With this simple approach however, zero ends up having two representations (positive zero and negative zero), and basic operations are not working as expected, for example: \[ 5_{10} + −5_{10} = 0101_{2} + 1101_{2} = 0010_{2} \not = 0_{10} ❌ \]
\[ 6_{10} + (-2)_{10} = 0110_{2} + 1010_{2} = 0000_{2} \not = 4_{10} ❌ \]
Here are the binary values from -7 to +7:
| Binary | Decimal Value |
|---|---|
| 1 1 1 1 | -7 |
| 1 1 1 0 | -6 |
| 1 1 0 1 | -5 |
| 1 1 0 0 | -4 |
| 1 0 1 1 | -3 |
| 1 0 1 0 | -2 |
| 1 0 0 1 | -1 |
| 1 0 0 0 | -0 ❓ Negative zero?? |
| 0 0 0 0 | 0 ⚠️ Zero appears twice! |
| 0 0 0 1 | 1 |
| 0 0 1 0 | 2 |
| 0 0 1 1 | 3 |
| 0 1 0 0 | 4 |
| 0 1 0 1 | 5 |
| 0 1 1 0 | 6 |
| 0 1 1 1 | 7 |
Two’s complement
Two’s complement is the most common way to represent signed numbers in computers. It’s based on mathematical thoeries and help fix the issues seen above with the “simple approach”.
Example: Representing a negative number using Two’s Complement
✍️ Write the positive version of the number using all the bits available (including one bit for the sign)

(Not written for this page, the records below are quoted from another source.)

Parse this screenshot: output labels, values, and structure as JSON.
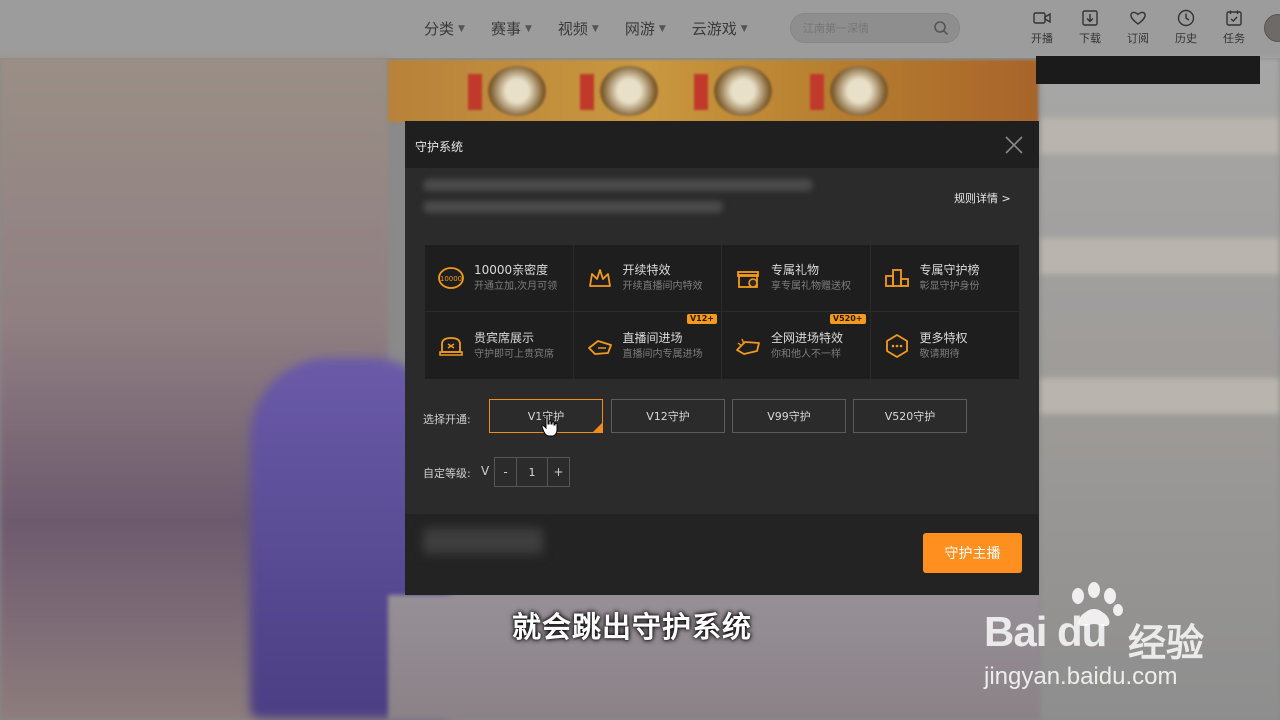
{
  "nav": {
    "menu": [
      {
        "label": "分类"
      },
      {
        "label": "赛事"
      },
      {
        "label": "视频"
      },
      {
        "label": "网游"
      },
      {
        "label": "云游戏"
      }
    ],
    "search_placeholder": "江南第一深情",
    "tools": [
      {
        "label": "开播",
        "icon": "video-camera-icon"
      },
      {
        "label": "下载",
        "icon": "download-icon"
      },
      {
        "label": "订阅",
        "icon": "heart-icon"
      },
      {
        "label": "历史",
        "icon": "clock-icon"
      },
      {
        "label": "任务",
        "icon": "calendar-check-icon"
      }
    ]
  },
  "modal": {
    "title": "守护系统",
    "rules_link": "规则详情 >",
    "privileges": [
      {
        "title": "10000亲密度",
        "sub": "开通立加,次月可领",
        "icon": "intimacy-coin-icon",
        "badge": ""
      },
      {
        "title": "开续特效",
        "sub": "开续直播间内特效",
        "icon": "crown-effect-icon",
        "badge": ""
      },
      {
        "title": "专属礼物",
        "sub": "享专属礼物赠送权",
        "icon": "gift-icon",
        "badge": ""
      },
      {
        "title": "专属守护榜",
        "sub": "彰显守护身份",
        "icon": "podium-icon",
        "badge": ""
      },
      {
        "title": "贵宾席展示",
        "sub": "守护即可上贵宾席",
        "icon": "vip-seat-icon",
        "badge": ""
      },
      {
        "title": "直播间进场",
        "sub": "直播间内专属进场",
        "icon": "entrance-icon",
        "badge": "V12+"
      },
      {
        "title": "全网进场特效",
        "sub": "你和他人不一样",
        "icon": "global-entrance-icon",
        "badge": "V520+"
      },
      {
        "title": "更多特权",
        "sub": "敬请期待",
        "icon": "more-privileges-icon",
        "badge": ""
      }
    ],
    "select_label": "选择开通:",
    "levels": [
      {
        "label": "V1守护",
        "selected": true
      },
      {
        "label": "V12守护",
        "selected": false
      },
      {
        "label": "V99守护",
        "selected": false
      },
      {
        "label": "V520守护",
        "selected": false
      }
    ],
    "custom_label": "自定等级:",
    "level_prefix": "V",
    "stepper": {
      "minus": "-",
      "value": "1",
      "plus": "+"
    },
    "guard_button": "守护主播"
  },
  "subtitle": "就会跳出守护系统",
  "watermark": {
    "brand": "Bai du",
    "cn": "经验",
    "url": "jingyan.baidu.com"
  },
  "colors": {
    "accent": "#ff8f1f",
    "selected_border": "#f08c1a",
    "modal_bg": "#2b2b2b",
    "header_bg": "#1f1f1f"
  }
}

- Example: (5)10 = (0000 0101)2
🔄 Invert all the bits (flip 0 → 1 and 1 → 0).
- 0000 0101 → 1111 1010
- This is also called One’s complement.
➕1 Add 1 to the inverted value.
- 1111 1010 + 1 = 1111 1011
✅ Therefore, (-5)10 = (1111 1011)*2
Here are the binary representation of numbers from -7 to +7 in two’s complement:
| Binary | Decimal Value |
|---|---|
| 1 0 0 0 | -8 |
| 1 0 0 1 | -7 |
| 1 0 1 0 | -6 |
| 1 0 1 1 | -5 |
| 1 1 0 0 | -4 |
| 1 1 0 1 | -3 |
| 1 1 1 0 | -2 |
| 1 1 1 1 | -1 |
| 0 0 0 0 | 0 |
| 0 0 0 1 | 1 |
| 0 0 1 0 | 2 |
| 0 0 1 1 | 3 |
| 0 1 0 0 | 4 |
| 0 1 0 1 | 5 |
| 0 1 1 0 | 6 |
| 0 1 1 1 | 7 |
Math operations in Two’s complement
Now let’s observe why Two’s complement fixes the simple operations we had earlier:
🧮 Example 1: \[ 5_{10} + -5_{10} = 0101_{2} + 1011_{2} = 0000_{2} = 0_{10} ✅ \]
🧮 Example 2: \[
6_{10} + -2_{10} = 0110_{2} + 1110_{2} = 0100_{2} = 4_{10} ✅
\] 🔄 The overflow that happens with fixed bits ensures that we “wrap around” back to 0 when adding a positive and its negative counterpart.
💡 Key Advantage:
Using Two’s Complement makes math operations simpler for computers ⚡. Both signed and unsigned numbers can be added using the same adder circuits 🔌.
👉 For example:
- 4 + 2 (unsigned)
- 4 + (-2) (signed)
Both are handled using the same hardware adder gate ➕.